Ancona, tute blu in piazza contro vendita Fincantieri

«Nonostante tutto c’è molto entusiasmo trai lavoratori, siamo convinti di poter fermare la privatizzazione di Fincantieri». Così Michele Giacché, Fiom, dopo l’iniziativa di ieri dei cantieri di Ancona, a seguito di uno sciopero di due ore e mezza dalle 9 alle 11,30. Un corteo di più di 400 dipendenti – «il 90% del personale operaio» ci tiene a precisare il sindacalista – ha attraversato il centro della città fino alla sede del Municipio, dove i lavoratori hanno chiesto e ottenuto la convocazione di una sessione straordinaria del Consiglio comunale aperto anche alla cittadinanza. Perché quest’azienda rappresenta una risorsa fondamentale per Ancona e il suo porto, dove dà lavoro a circa 2mila persone. Ma non per tutti sono rose e fiori: a parte i 630 insediati nell’impianto, i 1400 operai dell’indotto primario operano in condizioni di precarietà e scarsa sicurezza, e sono quasi tutti migranti di tutte le etnie, spesso costretti a vivere ammassati in stabili fatiscenti. E se il 49% di Fincantieri venisse messo sul mercato – come previsto nel piano industriale – moltissimi di loro rischierebbero il posto. Inoltre potrebbe materializzarsi lo spettro della delocalizzazione verso stabilimenti low-cost, con Romania o Ucraina indicate come possibili destinazioni.
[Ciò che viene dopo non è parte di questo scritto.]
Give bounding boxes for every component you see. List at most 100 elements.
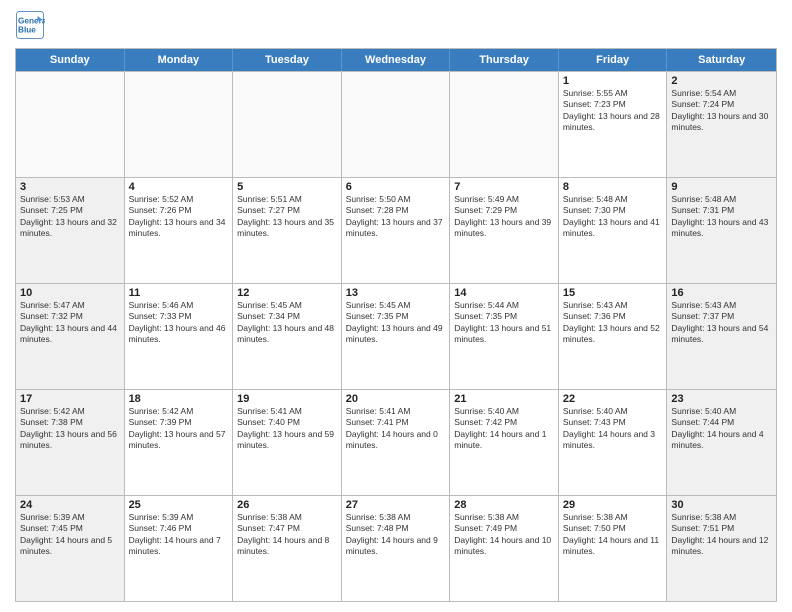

Il corteo di Ancona si inserisce nella serie di iniziative promosse dalla Fiom a livello nazionale contro la privatizzazione e la quotazione in Borsa di Fincantieri, un rischio mortale per un’azienda con una redditività industriale strutturalmente bassa, intorno al 2%, che se fosse quotata dovrebbe attestarsi almeno tra il 10 e il 15%. Fincantieri è tuttora un’azienda pubblica in ottima salute. Un capitale pubblico umano e industriale che contribuisce alla ricchezza dello Stato ed esporta l’80% della produzione. Ma i lavoratori temono che faccia la fine di Telecom o di Alitalia. Lo diranno anche a Prodi a cui sarà consegnato il loro appello nel corso della manifestazione nazionale a Roma del 15 giugno.